Product	Heuristic	Script blocking	Archive	Rookits	Sandbox
BitDefender
eTrust EZ Antivirus
fPROT
Kaspersky
McAfee VirusScan
Norman Virus Control
Norton AntiVirus
Panda Antivirus
The Shield

Heuristic scanning

Attempts to detect virus-like behavior, like writing to executable files or altering timestamps to hide activity.

Script blocking

Stops scripts and batch files from executing without permission.

Archive scanning

This looks inside archives for viruses.

Rootkit detection

Attempts to find any software that hides. See here.

Sandbox

Lets you place, or automatically places, programs inside a box. It then carefully watches what that program does, and sees if it makes sense or is virus-like behavior.

Script blocking is not that useful in fighting standard viruses, as viruses almost never use scripts. Don't worry about it.

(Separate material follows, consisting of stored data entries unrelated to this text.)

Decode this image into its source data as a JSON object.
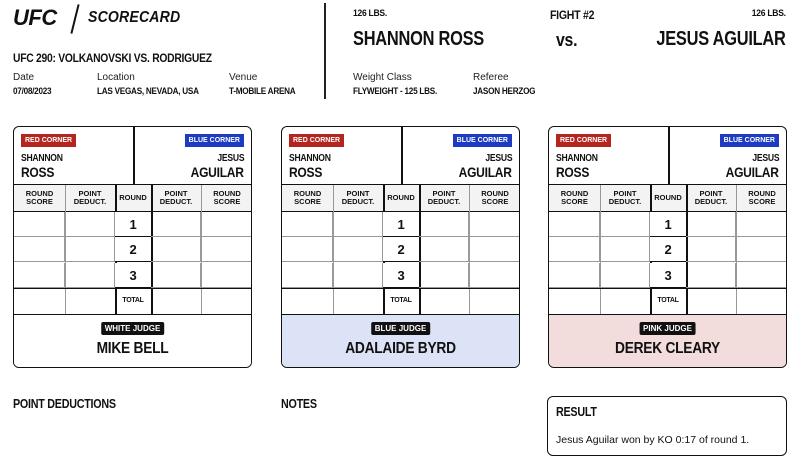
{
  "header": {
    "brand": "UFC",
    "doc_title": "SCORECARD",
    "event_title": "UFC 290: VOLKANOVSKI VS. RODRIGUEZ",
    "date_label": "Date",
    "date": "07/08/2023",
    "location_label": "Location",
    "location": "LAS VEGAS, NEVADA, USA",
    "venue_label": "Venue",
    "venue": "T-MOBILE ARENA",
    "weight_class_label": "Weight Class",
    "weight_class": "FLYWEIGHT - 125 LBS.",
    "referee_label": "Referee",
    "referee": "JASON HERZOG"
  },
  "fight": {
    "number": "FIGHT #2",
    "vs": "vs.",
    "red_fighter": "SHANNON ROSS",
    "red_weight": "126 LBS.",
    "blue_fighter": "JESUS AGUILAR",
    "blue_weight": "126 LBS."
  },
  "card_labels": {
    "red_corner": "RED CORNER",
    "blue_corner": "BLUE CORNER",
    "red_first": "SHANNON",
    "red_last": "ROSS",
    "blue_first": "JESUS",
    "blue_last": "AGUILAR",
    "round_score": "ROUND SCORE",
    "point_deduct": "POINT DEDUCT.",
    "round": "ROUND",
    "total": "TOTAL",
    "rounds": [
      "1",
      "2",
      "3"
    ]
  },
  "judges": [
    {
      "badge": "WHITE JUDGE",
      "name": "MIKE BELL",
      "bg": "#ffffff"
    },
    {
      "badge": "BLUE JUDGE",
      "name": "ADALAIDE BYRD",
      "bg": "#dde3f6"
    },
    {
      "badge": "PINK JUDGE",
      "name": "DEREK CLEARY",
      "bg": "#f3dcdc"
    }
  ],
  "sections": {
    "point_deductions": "POINT DEDUCTIONS",
    "notes": "NOTES",
    "result_title": "RESULT",
    "result_text": "Jesus Aguilar won by KO 0:17 of round 1."
  },
  "colors": {
    "red_corner": "#b5251f",
    "blue_corner": "#1d3bc2"
  }
}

Heuristic scanning almost never works, because viruses are smart enough to know what it's looking for and operate just under the thresholds. But that's not to say it never works, just that it's not worth basing a purchasing decision on.

Archive scanning, like network filtering, is actually just going to protect your unarchiver. The second a virus hits the disk, it would be detected anyway.

Rootkit detection is fairly new, but quite a lot of viruses have started using rootkit-like behaviors, so it's a good idea.

Sandboxes are a new-and-improved heuristic idea. Again, it's a good idea, we'll have to wait to see how well it actually works.